URSULA Haverbeck, the German patriot, scholar and writer who spent much of the last 20 years in court and was jailed for more than two years in her 80s, has reportedly died at the age of 96. I first wrote about her in 2015 (also here).

According to Haverbeck, she simply started asking polite questions and, after receiving no answers, came to unacceptable conclusions about the death toll in World War II. In the second entry above, I quoted Nigel Jackson:

This sentencing of this woman can justly be described as a crime against humanity. Why is this?

There are two possibilities: either she is right (or largely right) or she is wrong (or largely wrong). Let us assume that the latter is true. We then have a pitiful spectacle of an elderly person stubbornly and irrationally clinging to a mistaken view of historical events. Shakespeare’s King Lear is the archetypal work of art examining the ramifications of such a situation. As we watch Lear rave in misery on the heath, we feel compassion for him; but that does not stop us knowing that his disaster has been mainly self-inflicted as a result of his stubborn holding of illusions earlier in the action. None of us, however, would want to punish him for the awful threats he issues during his agony.

If Ms. Haverbeck is wrong (and a formidable battery of opinion, including learned opinion, around the world maintains that she is), then what damage can her statements really do to anyone? …

If such is the situation, why on earth was she ever brought to trial? Why were her remarks not just passed over (‘Poor thing! Off her head, of course!’). Why did the prosecutor maintain that her age should not prevent her from being sentenced? In this scenario, we plainly have an example of inhumane treatment being meted out to a too-elderly victim.
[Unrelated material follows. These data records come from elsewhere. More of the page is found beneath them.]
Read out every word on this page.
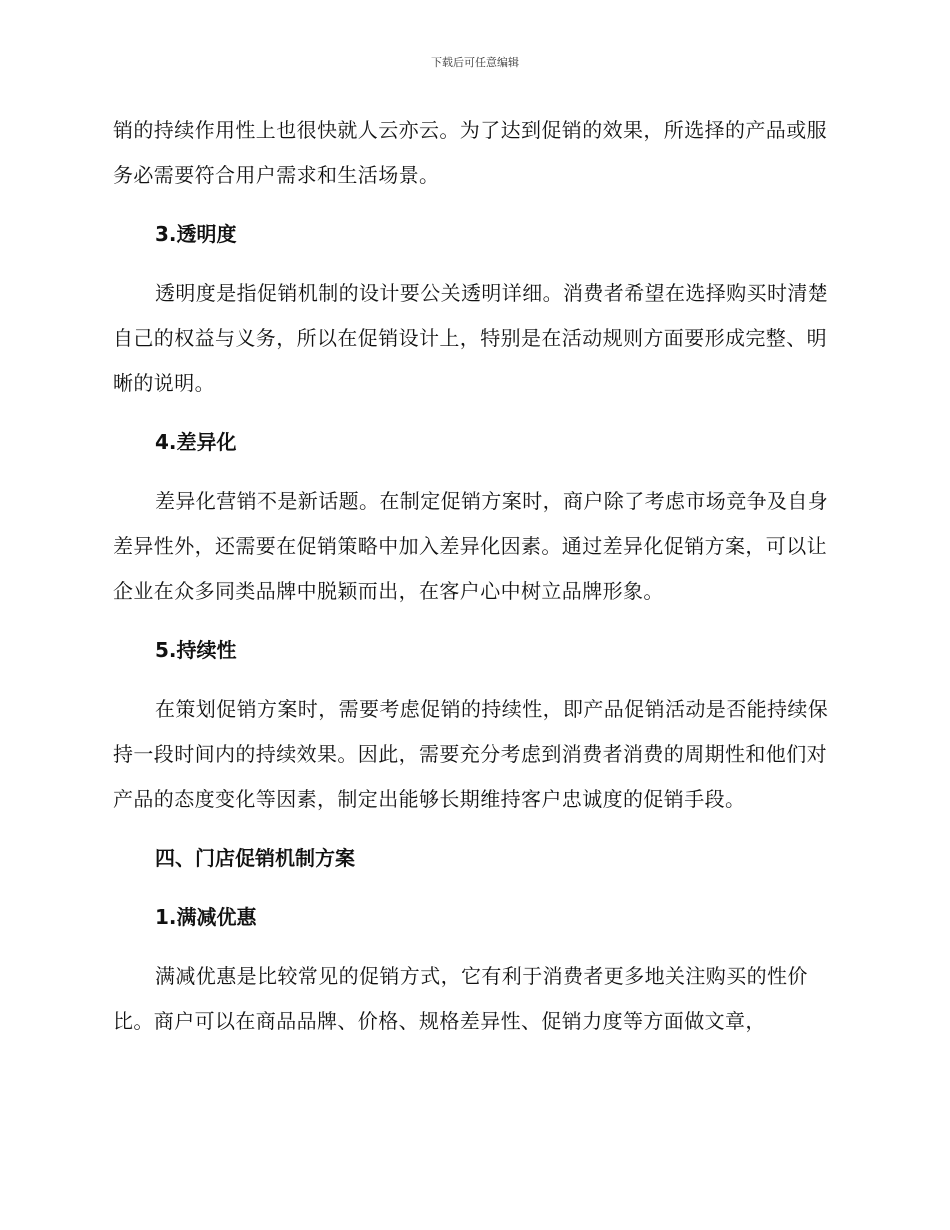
下载后可任意编辑

销的持续作用性上也很快就人云亦云。为了达到促销的效果，所选择的产品或服务必需要符合用户需求和生活场景。

3.透明度

透明度是指促销机制的设计要公关透明详细。消费者希望在选择购买时清楚自己的权益与义务，所以在促销设计上，特别是在活动规则方面要形成完整、明晰的说明。

4.差异化

差异化营销不是新话题。在制定促销方案时，商户除了考虑市场竞争及自身差异性外，还需要在促销策略中加入差异化因素。通过差异化促销方案，可以让企业在众多同类品牌中脱颖而出，在客户心中树立品牌形象。

5.持续性

在策划促销方案时，需要考虑促销的持续性，即产品促销活动是否能持续保持一段时间内的持续效果。因此，需要充分考虑到消费者消费的周期性和他们对产品的态度变化等因素，制定出能够长期维持客户忠诚度的促销手段。

四、门店促销机制方案
1.满减优惠

满减优惠是比较常见的促销方式，它有利于消费者更多地关注购买的性价比。商户可以在商品品牌、价格、规格差异性、促销力度等方面做文章，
She never gave in and never seemed angry. She had remarkable courage, dignity and graciousness. I know very little of her early life, however, and cannot comment on it. German authorities were still seeking to return her to prison at the time of her death. This song below was reportedly her favorite patriotic song:

— Comments —

Kathy G. writes:

When I read of her death, I was gratified that she wasn’t actively serving time when she died. What a courageous, principled lady. RIP Ursula Haverbeck.